Does the description disclose side effects, auth requirements, rate limits, or destructive behavior?

With no annotations provided, the description carries full burden but only states the basic action. It doesn't disclose behavioral traits such as what happens on success/failure (e.g., returns token, sets session), security implications, rate limits, or error handling. For an authentication tool with zero annotation coverage, this leaves critical gaps in understanding its operation.

Agents need to know what a tool does to the world before calling it. Descriptions should go beyond structured annotations to explain consequences.

Conciseness5/5

Is the description appropriately sized, front-loaded, and free of redundancy?

The description is a single, efficient sentence with zero waste.
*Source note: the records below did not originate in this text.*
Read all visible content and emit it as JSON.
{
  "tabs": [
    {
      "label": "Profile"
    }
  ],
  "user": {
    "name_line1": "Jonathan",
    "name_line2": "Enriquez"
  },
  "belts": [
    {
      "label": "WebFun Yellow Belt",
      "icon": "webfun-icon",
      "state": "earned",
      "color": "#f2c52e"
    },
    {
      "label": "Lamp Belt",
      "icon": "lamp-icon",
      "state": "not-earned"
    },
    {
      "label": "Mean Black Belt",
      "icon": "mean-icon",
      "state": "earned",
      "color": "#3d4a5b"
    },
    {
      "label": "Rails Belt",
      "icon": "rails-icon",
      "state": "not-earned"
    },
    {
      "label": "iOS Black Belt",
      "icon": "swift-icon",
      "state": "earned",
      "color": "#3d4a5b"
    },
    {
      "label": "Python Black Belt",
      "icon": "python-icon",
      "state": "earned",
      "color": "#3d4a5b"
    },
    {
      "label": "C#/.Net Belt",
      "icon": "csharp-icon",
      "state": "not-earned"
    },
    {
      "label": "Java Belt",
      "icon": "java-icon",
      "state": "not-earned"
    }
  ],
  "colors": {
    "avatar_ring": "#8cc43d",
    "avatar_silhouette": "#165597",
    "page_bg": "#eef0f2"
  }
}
It front-loads the core purpose ('Authenticate a user') and adds necessary detail ('with email and password'). Every word earns its place, making it appropriately sized and well-structured.

Shorter descriptions cost fewer tokens and are easier for agents to parse. Every sentence should earn its place.

Completeness2/5

Given the tool's complexity, does the description cover enough for an agent to succeed on first attempt?

Given the complexity of authentication (security-sensitive, no annotations, no output schema), the description is incomplete. It lacks details on return values, error cases, side effects, and how it fits with sibling tools. For a tool with 4 parameters and significant behavioral implications, more context is needed to be fully helpful.

Complex tools with many parameters or behaviors need more documentation. Simple tools need less. This dimension scales expectations accordingly.

Parameters3/5

Does the description clarify parameter syntax, constraints, interactions, or defaults beyond what the schema provides?

Schema description coverage is 100%, so the schema fully documents all 4 parameters. The description adds no parameter-specific information beyond implying 'email' and 'password' are used. It doesn't explain parameter interactions or provide context beyond what's in the schema, meeting the baseline for high coverage.

Input schemas describe structure but not intent. Descriptions should explain non-obvious parameter relationships and valid value ranges.

Purpose4/5

Does the description clearly state what the tool does and how it differs from similar tools?

The description clearly states the action ('authenticate') and target ('a user'), specifying the method ('with email and password'). It distinguishes from sibling tools like 'authenticate_with_oauth2' and 'authenticate_with_otp' by naming the authentication method, but doesn't explicitly contrast them. The purpose is specific but could be more differentiated.

Agents choose between tools based on descriptions. A clear purpose with a specific verb and resource helps agents select the right tool.

Usage Guidelines2/5

Does the description explain when to use this tool, when not to, or what alternatives exist?

No guidance is provided on when to use this tool versus alternatives like 'authenticate_with_oauth2' or 'authenticate_with_otp'. The description implies usage for email/password authentication but doesn't mention prerequisites, error conditions, or typical scenarios. Without explicit when/when-not instructions, it offers minimal usage context.

Agents often have multiple tools that could apply. Explicit usage guidance like "use X instead of Y when Z" prevents misuse.